Clean in Coaching and Therapy

Clean Language was originally devised by the therapist, David Grove. He discovered that as clients explored their internal metaphoric worlds, they reported that the symbols seemed to change and transform of their own accord, resulting in healing of the issues they were working on.

The metaphors we use in our language are generated by our unconscious/subconscious minds. We don’t carefully choose most of the metaphors in our speech: word choice in our native language is an unconscious process. The metaphors can therefore be used as a bridge between the conscious and unconscious minds. What is therapeutic about that? By becoming aware of our metaphors, we can (for example) become aware of patterns in our behaviour which have stopped serving us well, and find ways of changing which fit perfectly for us. Or we may find that the metaphors seem to change of their own accord, resulting in a change of thinking and a change in behaviour.
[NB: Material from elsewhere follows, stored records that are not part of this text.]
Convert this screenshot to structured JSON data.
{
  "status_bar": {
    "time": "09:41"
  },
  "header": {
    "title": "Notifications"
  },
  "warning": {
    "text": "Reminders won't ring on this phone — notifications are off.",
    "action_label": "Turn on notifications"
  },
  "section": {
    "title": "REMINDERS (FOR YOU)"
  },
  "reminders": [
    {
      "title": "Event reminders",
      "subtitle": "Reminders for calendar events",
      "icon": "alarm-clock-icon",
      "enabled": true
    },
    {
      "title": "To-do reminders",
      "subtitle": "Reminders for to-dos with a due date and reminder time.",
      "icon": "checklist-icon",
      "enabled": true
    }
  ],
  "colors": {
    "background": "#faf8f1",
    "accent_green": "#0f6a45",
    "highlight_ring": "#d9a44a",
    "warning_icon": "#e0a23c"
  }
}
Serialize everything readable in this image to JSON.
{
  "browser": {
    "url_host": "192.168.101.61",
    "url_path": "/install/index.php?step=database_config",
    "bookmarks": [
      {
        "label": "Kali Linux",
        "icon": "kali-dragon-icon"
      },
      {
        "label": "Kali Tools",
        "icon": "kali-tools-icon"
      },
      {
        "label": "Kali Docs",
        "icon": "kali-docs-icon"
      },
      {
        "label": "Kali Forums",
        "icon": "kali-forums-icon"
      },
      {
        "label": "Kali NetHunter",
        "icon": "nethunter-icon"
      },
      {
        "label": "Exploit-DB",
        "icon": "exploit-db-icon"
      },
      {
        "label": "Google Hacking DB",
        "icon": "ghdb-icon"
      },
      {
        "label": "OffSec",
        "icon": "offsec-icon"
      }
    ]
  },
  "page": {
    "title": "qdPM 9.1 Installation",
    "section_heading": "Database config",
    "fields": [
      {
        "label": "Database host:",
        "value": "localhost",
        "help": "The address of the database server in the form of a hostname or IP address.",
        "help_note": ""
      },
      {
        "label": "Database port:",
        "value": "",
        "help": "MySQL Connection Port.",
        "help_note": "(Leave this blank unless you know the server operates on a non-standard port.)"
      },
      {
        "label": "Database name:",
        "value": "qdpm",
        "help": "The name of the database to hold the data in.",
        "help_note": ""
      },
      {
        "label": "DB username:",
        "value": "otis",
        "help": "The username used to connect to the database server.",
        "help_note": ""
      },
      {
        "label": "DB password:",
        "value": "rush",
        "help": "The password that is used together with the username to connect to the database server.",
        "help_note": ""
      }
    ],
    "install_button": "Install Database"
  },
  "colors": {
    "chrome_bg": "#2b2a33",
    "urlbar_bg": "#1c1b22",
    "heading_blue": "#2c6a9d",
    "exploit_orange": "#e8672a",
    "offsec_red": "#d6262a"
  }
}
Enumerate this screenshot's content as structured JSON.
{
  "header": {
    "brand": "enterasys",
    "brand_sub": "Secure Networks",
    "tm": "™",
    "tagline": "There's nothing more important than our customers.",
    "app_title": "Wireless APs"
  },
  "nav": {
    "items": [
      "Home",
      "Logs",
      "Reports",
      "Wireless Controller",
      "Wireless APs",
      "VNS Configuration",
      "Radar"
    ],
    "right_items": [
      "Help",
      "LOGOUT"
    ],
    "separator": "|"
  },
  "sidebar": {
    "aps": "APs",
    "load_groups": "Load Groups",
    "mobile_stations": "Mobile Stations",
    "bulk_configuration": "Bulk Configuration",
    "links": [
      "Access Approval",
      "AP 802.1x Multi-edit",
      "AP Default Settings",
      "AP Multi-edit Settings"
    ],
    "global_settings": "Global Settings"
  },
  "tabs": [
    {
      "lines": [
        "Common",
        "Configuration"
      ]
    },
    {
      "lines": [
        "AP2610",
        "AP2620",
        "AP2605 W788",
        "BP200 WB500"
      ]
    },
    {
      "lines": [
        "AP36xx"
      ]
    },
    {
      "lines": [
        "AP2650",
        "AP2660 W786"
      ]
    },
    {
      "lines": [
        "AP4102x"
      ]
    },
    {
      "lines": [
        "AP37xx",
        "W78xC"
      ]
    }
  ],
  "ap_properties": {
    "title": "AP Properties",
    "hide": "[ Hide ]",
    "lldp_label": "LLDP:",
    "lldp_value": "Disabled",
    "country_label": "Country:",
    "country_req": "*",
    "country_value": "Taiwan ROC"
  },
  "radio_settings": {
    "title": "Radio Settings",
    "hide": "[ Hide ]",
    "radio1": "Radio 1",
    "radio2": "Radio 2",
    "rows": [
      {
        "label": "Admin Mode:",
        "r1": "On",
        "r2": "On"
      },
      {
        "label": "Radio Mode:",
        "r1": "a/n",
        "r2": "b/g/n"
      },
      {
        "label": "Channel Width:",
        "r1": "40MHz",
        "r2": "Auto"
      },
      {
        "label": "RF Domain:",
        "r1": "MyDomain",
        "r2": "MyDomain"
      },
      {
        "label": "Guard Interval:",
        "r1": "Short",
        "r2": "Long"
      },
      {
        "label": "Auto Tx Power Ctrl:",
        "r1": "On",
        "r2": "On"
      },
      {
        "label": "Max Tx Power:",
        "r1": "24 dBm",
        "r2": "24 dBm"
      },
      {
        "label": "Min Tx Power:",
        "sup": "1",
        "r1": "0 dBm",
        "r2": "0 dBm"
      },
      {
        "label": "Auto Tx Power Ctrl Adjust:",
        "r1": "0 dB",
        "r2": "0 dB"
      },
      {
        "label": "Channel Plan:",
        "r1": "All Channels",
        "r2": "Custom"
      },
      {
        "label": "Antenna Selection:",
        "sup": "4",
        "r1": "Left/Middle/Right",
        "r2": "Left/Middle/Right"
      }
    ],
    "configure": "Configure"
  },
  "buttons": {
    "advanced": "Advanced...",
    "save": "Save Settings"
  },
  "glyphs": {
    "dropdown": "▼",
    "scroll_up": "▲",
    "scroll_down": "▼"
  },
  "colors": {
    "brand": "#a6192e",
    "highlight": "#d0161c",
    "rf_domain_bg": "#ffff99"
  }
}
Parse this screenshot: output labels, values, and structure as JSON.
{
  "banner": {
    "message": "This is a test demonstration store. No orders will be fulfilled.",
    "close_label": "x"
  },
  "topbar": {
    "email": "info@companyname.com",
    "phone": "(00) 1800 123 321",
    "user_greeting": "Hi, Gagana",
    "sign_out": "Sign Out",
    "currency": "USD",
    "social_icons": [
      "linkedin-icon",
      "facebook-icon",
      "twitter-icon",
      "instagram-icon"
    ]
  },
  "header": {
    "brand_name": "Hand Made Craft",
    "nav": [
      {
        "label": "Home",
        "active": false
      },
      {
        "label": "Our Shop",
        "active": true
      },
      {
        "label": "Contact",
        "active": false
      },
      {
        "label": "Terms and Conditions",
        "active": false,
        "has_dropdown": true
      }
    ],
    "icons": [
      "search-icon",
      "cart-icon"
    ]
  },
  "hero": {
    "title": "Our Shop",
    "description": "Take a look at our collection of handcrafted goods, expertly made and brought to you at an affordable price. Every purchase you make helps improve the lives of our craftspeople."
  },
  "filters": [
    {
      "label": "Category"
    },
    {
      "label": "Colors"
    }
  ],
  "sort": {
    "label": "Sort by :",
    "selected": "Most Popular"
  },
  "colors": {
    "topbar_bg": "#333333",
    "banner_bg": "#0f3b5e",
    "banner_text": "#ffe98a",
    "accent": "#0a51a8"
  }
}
This is simply one view of how the process works. Asking, “What is therapeutic about Clean Language?” can actually touch the occasional nerve, since different practitioners in the field are not in complete agreement about why the process works.

David Grove himself did not like to refer to the unconscious or subconscious mind, for various reasons, so would not have subscribed to the description above. Penny Tompkins and James Lawley focus on the client’s self-modelling as the key to the process. Other Clean facilitators believe that what is therapeutic about the process is primarily the experience of being listened to, respectfully and attentively.